C’est l’une des meilleures séries de 2023, il est donc temps de revenir sur The Bear, série ayant tout raflé aux Golden Globes et aux Emmy Awards, alors que sa saison 2 s’est achevée il y a déjà quelques mois. Une plongée humaine dans le milieu de la gastronomie, mais avant tout porté par d’excellents portraits de personnages authentiques !
The Bear est la toute première série de Christopher Storer, auparavant dans des writers rooms pour d’autres shows (Ramy et Dicksinson par exemple). Et pourtant, lors du visionnage des 2 saisons de sa série, on pourrait croire que l’auteur né à Chicago a tout d’un grand. Prenant pour inspiration sa ville d’origine et le restaurant Mr Beef de son ami Chris Zucchero, Storer livre ainsi la meilleure représentation à la TV de ce qu’est réellement le milieu de la gastronomie, et un touchant portrait d’individus livrant un combat intérieur avec leur propre humanité.

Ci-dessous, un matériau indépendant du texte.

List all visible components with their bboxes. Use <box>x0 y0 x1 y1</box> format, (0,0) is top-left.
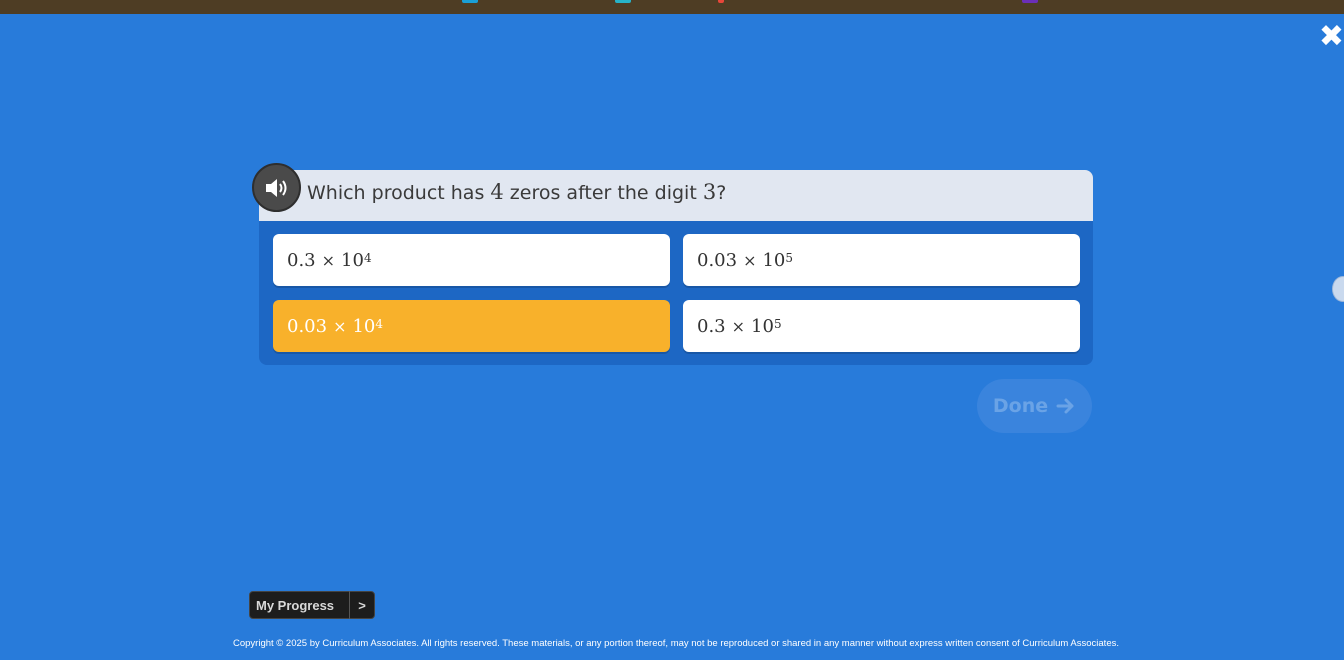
choice-2-base: 10 <box>762 249 786 271</box>
close-icon[interactable]: ✖ <box>1318 22 1344 52</box>
my-progress-button[interactable]: My Progress > <box>249 591 375 619</box>
toolbar-accent-purple <box>1022 0 1038 3</box>
chevron-right-icon: > <box>358 597 366 613</box>
choice-3-coefficient: 0.03 <box>287 315 328 337</box>
question-digit: 3 <box>702 180 717 204</box>
choice-4-base: 10 <box>751 315 774 337</box>
top-toolbar-strip <box>0 0 1344 14</box>
question-prompt-bar: Which product has 4 zeros after the digi… <box>259 170 1093 221</box>
choice-1-coefficient: 0.3 <box>287 249 316 271</box>
choice-1-exponent: 4 <box>363 251 372 265</box>
answer-choice-1[interactable]: 0.3 × 10 4 <box>273 234 670 286</box>
choice-3-times: × <box>333 316 347 336</box>
choice-2-exponent: 5 <box>785 251 794 265</box>
choice-3-base: 10 <box>352 315 376 337</box>
choice-3-exponent: 4 <box>375 317 384 331</box>
choice-4-times: × <box>731 316 746 336</box>
question-text-middle: zeros after the digit <box>503 182 703 204</box>
answer-choice-2[interactable]: 0.03 × 10 5 <box>683 234 1080 286</box>
answer-choice-3[interactable]: 0.03 × 10 4 <box>273 300 670 352</box>
choice-2-times: × <box>743 250 757 270</box>
done-label: Done <box>992 395 1049 417</box>
toolbar-accent-blue <box>462 0 478 3</box>
question-card: Which product has 4 zeros after the digi… <box>252 163 1093 365</box>
my-progress-label: My Progress <box>256 597 335 613</box>
question-text-before: Which product has <box>307 182 491 204</box>
arrow-right-icon <box>1056 398 1074 414</box>
choice-4-exponent: 5 <box>773 317 782 331</box>
speaker-icon[interactable] <box>252 163 301 212</box>
choice-4-coefficient: 0.3 <box>697 315 726 337</box>
answer-choice-4[interactable]: 0.3 × 10 5 <box>683 300 1080 352</box>
done-button[interactable]: Done <box>977 379 1092 433</box>
question-zero-count: 4 <box>490 180 504 204</box>
question-text: Which product has 4 zeros after the digi… <box>307 180 726 204</box>
toolbar-accent-red <box>718 0 724 3</box>
copyright-footer: Copyright © 2025 by Curriculum Associate… <box>233 638 1119 649</box>
choice-2-coefficient: 0.03 <box>697 249 738 271</box>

The Bear : ours métaphorique
The Bear nous place ainsi à Chicago, et nous présente Carmen « Carmy » Berzatto (surnommé « Bear »), le plus jeune chef ayant réussi à avoir 3 étoiles Michelin, qui revient dans sa ville natale pour gérer le restaurant familial (The Beef). En effet, le précédent propriétaire n’était autre que Mikey, son grand frère au passé d’addict. Le suicide de ce dernier résulta donc au lègue de ce restaurant à Carmy, bien décidé de transformer ce lieu où l’on commande des sandwichs italiens en référence culinaire de haut standing.
Mais pour se faire, Carmy devra gérer ses propres anxiétés héritées de sa famille dysfonctionnelle, tout en s’associant avec sa nouvelle associée ambitieuse Sydney, l’ex-meilleur ami volatile de son frère Richie, le pâtissier rêveur Marcus, le réfugié Ebra ou encore Tina, la cuisinière peu encline au changement. Et dès sa première saison, The Bear parvient à propulser avec brio le spectateur dans le rush constant derrière les fourneaux.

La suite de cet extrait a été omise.